Tennessee folks really love their veterans. There was no draft card burning in this state. So, Bobby got nick-named "Music Row's Real Rambo" by Robert K. Oreman, the noted music critic, after he unveiled his rare music interpretations of his one of a kind "Veteran Art". Veterans and active duty military personnel all over the world have come to realize Bobby Ross sings for them. They are his heroes. Bobby Ross in innovative. He designed one of the first internet web sites in country music, and has developed a network of Veterans and active duty military known the world over in cyberspace. If you ever enter Nashville's Bluebird Cafe, where many of today's best country songwriters and performers saw their first start, you can find a picture of Bobby Ross hanging on the wall. Amy Kurland, owner of the Bluebird Cafe, hired him years ago to assist her in managing the club and to continue her philosophy of helping gifted singers and songwriters pursue their dreams. Bobby considers himself an "underground" artist in today's "New Country" movement. His music about America's veterans has hit the top of the country charts. He believes country music is the heart and soul of America's culture, but he isn't afraid to explore the new progressive sounds. His fans span the globe and he has worked with a wide array of artists from the Grateful Dead to Vince Gill. Unlike so many of today's artists, he doesn't seek the bright lights of fame and fortune, but takes comfort to reside year-round on Music Row in Nashville. Whether he is singing his own music or helping a new artist spread his, one thing is for certain, he truly lives out what he believes and writes about in his music.

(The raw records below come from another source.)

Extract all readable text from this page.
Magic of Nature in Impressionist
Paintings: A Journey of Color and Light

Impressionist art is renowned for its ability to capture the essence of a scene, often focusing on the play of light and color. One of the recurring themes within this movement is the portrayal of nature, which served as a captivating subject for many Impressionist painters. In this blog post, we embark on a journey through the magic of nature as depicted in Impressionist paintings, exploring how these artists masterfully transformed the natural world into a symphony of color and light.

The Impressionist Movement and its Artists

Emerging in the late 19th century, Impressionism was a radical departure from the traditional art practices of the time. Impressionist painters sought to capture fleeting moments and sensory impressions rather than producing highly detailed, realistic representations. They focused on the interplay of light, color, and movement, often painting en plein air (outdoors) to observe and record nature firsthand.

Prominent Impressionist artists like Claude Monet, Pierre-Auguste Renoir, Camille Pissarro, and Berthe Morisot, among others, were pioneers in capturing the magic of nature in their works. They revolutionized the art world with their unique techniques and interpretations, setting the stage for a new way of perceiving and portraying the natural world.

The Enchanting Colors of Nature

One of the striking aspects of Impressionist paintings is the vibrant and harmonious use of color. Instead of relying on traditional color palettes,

He has had the privilege to perform his music live at many special places, from the dedication of the Canadian Vietnam Veterans Memorial in Windsor, Canada, to "The Wall" in Washington, DC. He was there in Berkeley years back when they opened the Berkeley Vietnam Veterans Museum right in the town square where the protest movement began, and comforted the families of those soldiers from Berkeley who lost their lives in Vietnam. He has opened Willie Nelson's FARM AID with a platoon of 58 Veterans from around the country in formation launching "Operation Pitch Fork" where American Veterans have pledged their support for America's small, family farmers. And though his music has been heard around the world, he maintains a low profile and enjoys helping younger artists fulfill their dreams. A recognized music producer and songwriter, he is constantly working with new talents, mingling with the vintage expertise, helping the veterans in his community and around the globe.

So, it all comes back to that old lesson he learned as a young man:
"Do something, lieutenant. Right or wrong. Do something." In Nashville, on Music Row, close to Owen Bradley Park, one doesn't have to look too far to see that Bobby Ross has put that lesson to practical use.